3 [ . . . he mounted up in the air] 4 like strong winds, and flew with his hands like ea[gles . . . he left behind] 5 the inhabited world and passed over Desolation, the great desert [ . . . ] 6 and Enoch saw him and hailed him, and Mahway said to him [. . .] 7 hither and thither a second time to Mahway [. . .
The giants await 8 your words, and all the monsters of the earth. If [. . .] has been carried [. . .] 9 from the days of […] their […] and they will be added […] 10 […] we would know from you their meaning [ . . . ] 11 [ . . . two hundred tr]ees that from heaven [came down . . . ] (4Q530 III)
[Then,] Enoch sends back a tablet with its grim message of judgment, but with hope for repentance.”

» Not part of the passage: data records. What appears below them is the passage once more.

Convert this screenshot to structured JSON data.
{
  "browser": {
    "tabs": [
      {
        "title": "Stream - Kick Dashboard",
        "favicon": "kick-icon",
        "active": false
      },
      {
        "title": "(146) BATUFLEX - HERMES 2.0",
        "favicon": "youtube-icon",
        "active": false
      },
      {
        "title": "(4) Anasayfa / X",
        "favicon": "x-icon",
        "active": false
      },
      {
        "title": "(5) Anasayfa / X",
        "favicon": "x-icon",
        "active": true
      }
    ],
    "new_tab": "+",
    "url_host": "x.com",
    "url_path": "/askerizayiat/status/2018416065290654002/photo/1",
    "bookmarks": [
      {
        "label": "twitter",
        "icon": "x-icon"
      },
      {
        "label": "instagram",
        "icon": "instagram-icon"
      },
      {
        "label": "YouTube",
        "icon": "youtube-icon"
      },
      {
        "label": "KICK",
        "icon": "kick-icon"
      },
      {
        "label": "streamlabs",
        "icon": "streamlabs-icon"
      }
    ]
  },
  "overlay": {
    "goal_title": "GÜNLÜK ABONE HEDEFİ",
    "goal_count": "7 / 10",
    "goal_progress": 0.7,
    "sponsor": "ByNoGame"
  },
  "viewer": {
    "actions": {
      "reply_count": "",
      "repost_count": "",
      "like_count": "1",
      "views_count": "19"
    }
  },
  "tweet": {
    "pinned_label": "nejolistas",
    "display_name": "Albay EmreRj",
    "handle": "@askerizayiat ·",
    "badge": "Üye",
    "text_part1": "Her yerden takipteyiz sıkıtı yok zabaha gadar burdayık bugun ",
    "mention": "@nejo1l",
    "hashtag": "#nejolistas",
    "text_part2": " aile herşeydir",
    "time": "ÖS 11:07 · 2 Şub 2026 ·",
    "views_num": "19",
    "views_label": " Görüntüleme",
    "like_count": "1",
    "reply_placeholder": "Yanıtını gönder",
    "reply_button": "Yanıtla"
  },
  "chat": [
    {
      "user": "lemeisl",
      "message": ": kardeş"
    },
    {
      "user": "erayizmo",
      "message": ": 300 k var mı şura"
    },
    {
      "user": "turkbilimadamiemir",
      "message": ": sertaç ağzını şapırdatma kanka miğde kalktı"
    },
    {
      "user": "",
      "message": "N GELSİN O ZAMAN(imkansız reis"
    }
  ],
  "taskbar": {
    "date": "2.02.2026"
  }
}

(With this text, compare Genesis 6:1–2, 4. See further L.T. Stuckenbruck, The Book of Giants from Qumran: Texts, Translation, and Commentary (TSAJ 63; Tübingen: Mohr Siebeck, 1997) and K. Beyer, Die aramäischen Texte vom Toten Meer: samt den Inschriften aus Palästina, dem Testament Levi aus der Kairoer Genisa, der Fastenrolle und den alten talmudischen Zitaten: Aramaistische Einleitung, Text, Übersetzung, Deutung, Grammatik/ Wörterbuch, deutsch-aramäische Wortliste, Register (2 vols. and Ergänzungsband; Göttingen: Vandenhoeck & Ruprecht, 1984/1994/2004), 1:225–258 (1 Enoch), 258–268 (Book of Giants), Ergänzungsband: 117–118 (1 Enoch), 119–124 (Book of Giants), 2:153–155 (1 Enoch), 155–162 (Book of Giants).
We note that Beyer postulates a Jewish Old Palestinian language for these earliest Enoch fragments (ibid., 1:229). He understands these fragments as an early translation from a Hebrew original. Especially important is É. Puech, Qumran Grotte 4.XXII: Textes araméns, première partie: 4Q529–549 (DJD XXXI; Oxford: Clarendon, 2001).”
Gebhard J. Selz, “Of Heroes and Sages–Considerations of the Early Mesopotamian Background of Some Enochic Traditions,” in Armin Lange, et al, The Dead Sea Scrolls in Context, v. 2, Brill, 2011, pp. 782-4.